L’edificio fatto costruire attorno al 1565 dalla famiglia Granafei originaria di Costantinopoli e poi acquistato dai Nervegna, ha segnato la vita della città nelle varie epoche. Nel 1921 sede del Piccolo Credito Cattolico, dal 1930 di proprietà del Comune di Brindisi che lo trasformerà in sede del Tribunale, della Corte d'Assise e della Pretura fino al 1976. I lavori di recupero ultimati nel 2007, hanno consentito di individuare ulteriori stratigrafie romane e medievali. Ma non si è trattato solo di un mero recupero, ma di un’inversione di rotta per la città, diventando il contenitore culturale della città. Numerosi sono gli allestimenti di mostre, incontri e convegni. Attivi le sale didattiche del Sistema Ambientale e Culturale La Via Traiana, il BookShop GRANAfertART, l’InfoPoint "Puglia Promozione”, la Caffetteria letteraria Nervegna, il progetto “Teste Fiorite”, in corso di realizzazione e una biblioteca digitale per bambini rivolta alle diverse comunità presenti sul territorio. Oggi, Palazzo Granafei-Nervegna non è solo una best practice ma il cuore culturale pulsante della Città di Brindisi.

La giuria composta da componenti del Ministero dei Beni e attività culturali – Sezione Unesco, del Consiglio d’Europa, dell’Osservatorio Europeo del Paesaggio, dell’Icomos Consiglio Internazionale dei Monumenti e dei Siti (organo consultivo dell’Unesco), ha assegnato un attestato di merito al Palazzo “Granafei-Nervegna” con questa motivazione “per l’importante restauro che ha restituito alla comunità un bene storico per un uso di alto valere culturale e paesaggistico".

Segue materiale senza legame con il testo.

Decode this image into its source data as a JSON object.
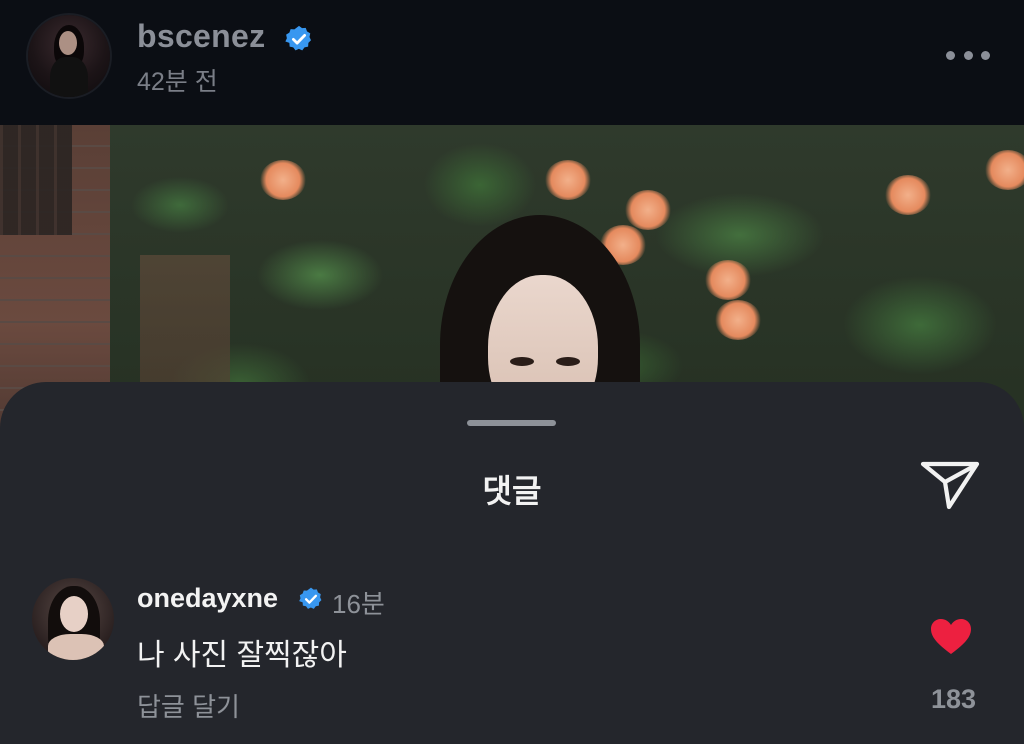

La cerimonia si è svolta alla presenza delle più alte cariche istituzionali, a cui ha fatto seguito l’intervento della presidente della Federazione italiana dei Club e Centri per l’Unesco Teresa Gualtieri, del Presidente della Federazione Europea dei Club e Centri per Unescu Daniela Popescu e della coordinatrice del premio Gabriella Righi del Club per l’Unesco di Foligno. Presenti alla cerimonia di premiazione la prof.ssa Clori Palazzo e la prof.ssa Teresa Nacci in rappresentanza del Club per l’Unesco di Brindisi e il direttore del Gal Alto Salento 2020 dott. Gianfranco Ciola.

Grande soddisfazione è stata espressa da Clori Palazzo, per il riconoscimento ottenuto che costituisce motivo di orgoglio per la comunità brindisina per eccellenze culturali presenti nel suo territorio. Al Club brindisino è stata inoltre conferita un’attestazione particolare “per aver creduto al valore educativo del Premio e contribuito al suo successo con una assidua partecipazione”.